From a small estate in the Yellingbo Conservation Nature Reserve, located in southeastern Australia, the Meltzer family has created a wonderful and unique addition to our olive oil stable. Using an interesting mix of varietals for their oil, they've created a robust blend just for us! The Yellingbo oil is very small-production stuff. The Meltzers have only about 2,500 trees on the farm, and they're not really interested in getting a whole lot bigger. The year before last they produced about 3,000 liters...very small compared to much of what's being produced out there.
They have their own press on the farm and press the olives in less than six hours from the time they're picked--that's exceptionally fast and helps protect the quality of the oil (24 hours is considered to be very good). Most of the harvest work is still done by the family and some friends.
Because the Meltzers press each of their seven varietals of olives separately then mix them from there, they were able to do a special blend for us consisting of
manzanilla, frantoio, picual
olives. That means the Yellingbo bottle we sell is going to taste a bit different--better, we think--than what's available elsewhere. Bold and unfiltered, fruity and nutty undertones with a mild peppery finish, this oil is delectable in pastas, risotto and for finishing meats and seafood. Rich, creamy and nutty, this is an oil to be savored. And the bird that graces the label? It's the endangered Helmeted Honeyeater, which feels right at home gliding through the Meltzers orchards with beaks full of olives. But the Meltzers don't mind sharing the Gold.
Joseph La Casetta Vinegar
You don't have to dig very far to find the romance in Joseph La Casetta Aged Vinegar. It could be the open-air fires in the South Australian plains where the fresh grape must (juice) is reduced to half its volume, the five years of careful aging in old wine casks, or the tribute to maker Joe Grilli's grandfather who first pioneered the recipe on the family's Italian estate--this small-batch brew is as rich in history as it is in flavor.

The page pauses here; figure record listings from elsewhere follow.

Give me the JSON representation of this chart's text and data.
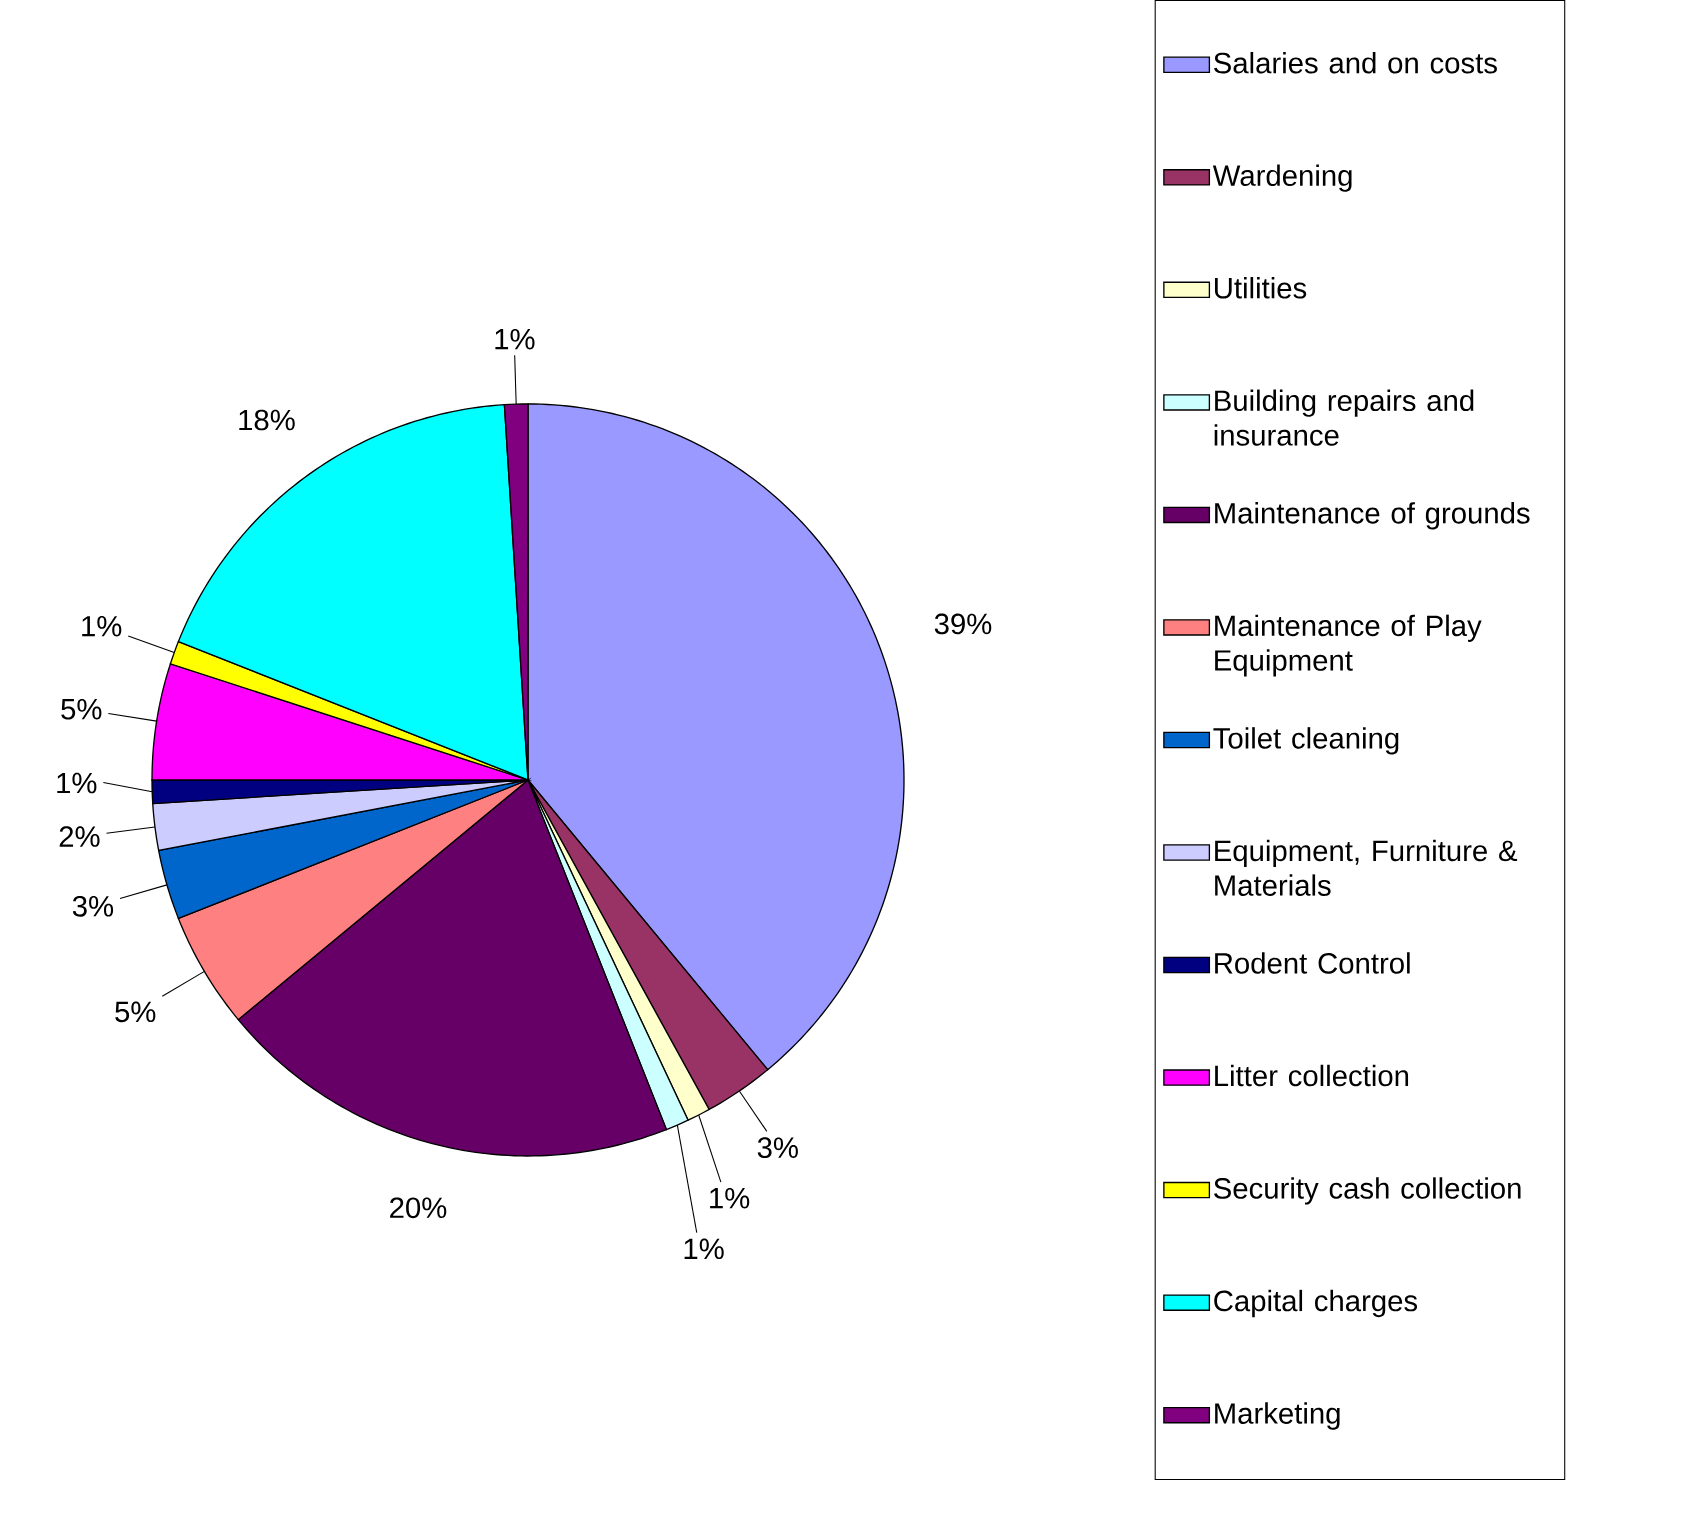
{
  "chart_data": {
    "type": "pie",
    "categories": [
      "Salaries and on costs",
      "Wardening",
      "Utilities",
      "Building repairs and insurance",
      "Maintenance of grounds",
      "Maintenance of Play Equipment",
      "Toilet cleaning",
      "Equipment, Furniture & Materials",
      "Rodent Control",
      "Litter collection",
      "Security cash collection",
      "Capital charges",
      "Marketing"
    ],
    "values": [
      39,
      3,
      1,
      1,
      20,
      5,
      3,
      2,
      1,
      5,
      1,
      18,
      1
    ],
    "value_labels": [
      "39%",
      "3%",
      "1%",
      "1%",
      "20%",
      "5%",
      "3%",
      "2%",
      "1%",
      "5%",
      "1%",
      "18%",
      "1%"
    ],
    "colors": [
      "#9999ff",
      "#993366",
      "#ffffcc",
      "#ccffff",
      "#660066",
      "#ff8080",
      "#0066cc",
      "#ccccff",
      "#000080",
      "#ff00ff",
      "#ffff00",
      "#00ffff",
      "#800080"
    ],
    "legend": "right"
  }
}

The result of this labor of love from the Primo Estate winery leaves little to be desired. Smoky, caramel-y, and just a tiny bit sweet, it's reminiscent of sherry or even a single malt Scotch. Yet it's smooth enough to sip on its own.
But why stop there? Joseph's uncommon flavor will bring a new edge to all sorts of dishes. Try it as a dressing on bitter greens, brush some on bruschetta, or pick up a bottle just in time for grilling season and add a little Outback to your asparagus or red peppers.
Moutere Grove olive oil
I compel you to go green, and I think it is okay to start with Moutere Grove. I was first introduced to this exotic oil at my very first tasting. Solomon, one of the Deli's olive oil experts, can be a bit intimidating with all his knowledge, and I squirmed in my seat the whole time. I was eager to learn as we went through all the oils and then towards the end he spoke of Austrailian and New Zealand oils. The minute I tried this unfamiliar oil I was in love. Even though I ended up behind the cheese counter, I still find myself sneaking over to dry goods to snatch a taste. I later found out that the rich emerald-toned olive oil is from New Zealand's south island region and it is named for the Moutere Valley. This valley is home of rich clay soils that produce beautiful fruit and delicious wines. This strong oil, with deep green and grassy flavors, will make you take a double look at the label. It has won many international awards and comes from a single estate. It is even certified organic. You may never go back to any other oil. Go ahead be adventurous, ask for a taste.